Sib-pair Command: varcomp

ClassAnalysis and data manipulation command
Arguments <quantitative trait> [ae] [ce] [ace] [ade] [aqe (inline | ibs | <marker 1> + ...<marker N>)] [covariate <covariate trait 1> + ...<covariate trait N>].

Performs MVN variance components analysis for a quantitative trait or a binary trait using all phenotyped individuals. Currently fits ADE, ACE, AQE, AE and CE models. The ae option fits AE and E only, and so forth. Multiple covariates can be included in the fixed effects part of the model via adding the cov keyword and a list of covariates at the end of the command line. Only the first marker locus in the list of covariates is fully allelic effect coded, with subsequent markers included as the mean of their allele values (i.e. 1="1/1", 1.5="1/2", 2="2/2" for a diallelic marker).

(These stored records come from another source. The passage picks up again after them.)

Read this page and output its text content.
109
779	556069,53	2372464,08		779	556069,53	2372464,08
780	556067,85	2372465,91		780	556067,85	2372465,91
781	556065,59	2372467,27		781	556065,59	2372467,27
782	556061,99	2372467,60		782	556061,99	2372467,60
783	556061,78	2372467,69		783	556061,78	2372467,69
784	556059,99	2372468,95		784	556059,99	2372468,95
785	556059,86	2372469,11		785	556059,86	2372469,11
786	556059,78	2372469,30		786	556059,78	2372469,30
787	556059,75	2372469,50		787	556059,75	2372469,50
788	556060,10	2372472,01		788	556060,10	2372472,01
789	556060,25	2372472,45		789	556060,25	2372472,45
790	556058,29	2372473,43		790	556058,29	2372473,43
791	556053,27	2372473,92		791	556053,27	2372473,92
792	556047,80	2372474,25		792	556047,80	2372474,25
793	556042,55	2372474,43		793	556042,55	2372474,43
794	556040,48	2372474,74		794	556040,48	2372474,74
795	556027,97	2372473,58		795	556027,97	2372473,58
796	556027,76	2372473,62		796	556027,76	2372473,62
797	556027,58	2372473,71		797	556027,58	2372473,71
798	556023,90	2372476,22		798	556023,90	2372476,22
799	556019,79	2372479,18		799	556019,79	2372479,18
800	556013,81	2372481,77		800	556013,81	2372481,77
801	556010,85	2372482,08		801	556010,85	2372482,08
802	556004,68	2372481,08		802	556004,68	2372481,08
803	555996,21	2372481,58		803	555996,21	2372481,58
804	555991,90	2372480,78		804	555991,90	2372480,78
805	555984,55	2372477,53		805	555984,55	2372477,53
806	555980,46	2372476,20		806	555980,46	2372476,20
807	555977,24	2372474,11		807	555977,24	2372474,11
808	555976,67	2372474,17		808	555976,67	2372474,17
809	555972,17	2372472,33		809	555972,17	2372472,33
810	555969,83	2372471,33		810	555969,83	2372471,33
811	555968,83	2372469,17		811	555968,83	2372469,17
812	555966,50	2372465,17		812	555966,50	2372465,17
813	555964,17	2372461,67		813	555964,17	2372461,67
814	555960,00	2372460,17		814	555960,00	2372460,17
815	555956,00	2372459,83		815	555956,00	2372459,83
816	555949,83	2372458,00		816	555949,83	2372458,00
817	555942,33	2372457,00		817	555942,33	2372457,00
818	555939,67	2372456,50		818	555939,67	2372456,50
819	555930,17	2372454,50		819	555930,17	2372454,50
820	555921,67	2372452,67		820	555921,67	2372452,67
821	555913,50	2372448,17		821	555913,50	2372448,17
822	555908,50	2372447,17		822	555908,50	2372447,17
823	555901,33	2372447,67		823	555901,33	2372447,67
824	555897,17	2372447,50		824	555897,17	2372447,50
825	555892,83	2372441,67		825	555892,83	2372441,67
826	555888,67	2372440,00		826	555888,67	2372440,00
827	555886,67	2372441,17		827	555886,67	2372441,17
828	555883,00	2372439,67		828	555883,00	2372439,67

The AQE variance components linkage analysis routines is usually accessed by the qtl...full command, but is also accessible by varcomp aqe. In the latter case, one specifies a set of markers to be combined to give a multipoint ibd estimate for the QTLs ibd status, or if the ibs modifier is present, then all active markers are used to estimate kinship from average marker ibs. One can also read a lower triangular matrix of ibd's for each pedigree from the command line, using aqe inline.

The multifactorial threshold model defaults to using the Mendell and Elston approximation to the MVN likelihood, but the Genz algortithm can be selected using the set mft command.


>> include
>> varcomp sace
# Examine effect of including ACE I/D genotype
# including allelic and then genotypic effects
>> varcomp sace covariates aceins
>> lrt
>> varcomp sace aqe aceins 
>> varcomp sace aqe aceins covariates aceins
>> set loc a12 qua
>> set loc a22 qua
>>  a12 = (aceins=="1/2")
>>  a22 = (aceins=="2/2")
>> varcomp sace covariates aceins
>> varcomp sace covariates a12 a22
>> lrt

# One hundred nuclear families with 
# three phenotyped offspring
simulate pedigrees 1000 2 3 3
set loc marker mar
set loc hitrait aff
set loc qtrait qua
sim marker 0.6 0.4
if (marker=="1/1") then qtrait=rnorm else qtrait=rnorm+1
let hitrait = (qtrait > 0)
if (isfou) then (hitrait=x) (qtrait=x)
des hitrait
set mft 10000 0.001
mft hitrait ae

Which gives:

Relative pair   RecRisk     Aff-Aff     Aff-UnA  Tetrachoric r
-----------------------------------------------  -------------
   Fullsib        0.725        1546        1172        0.087

NOTE:  Mendell-Elston MVN algorithm in use.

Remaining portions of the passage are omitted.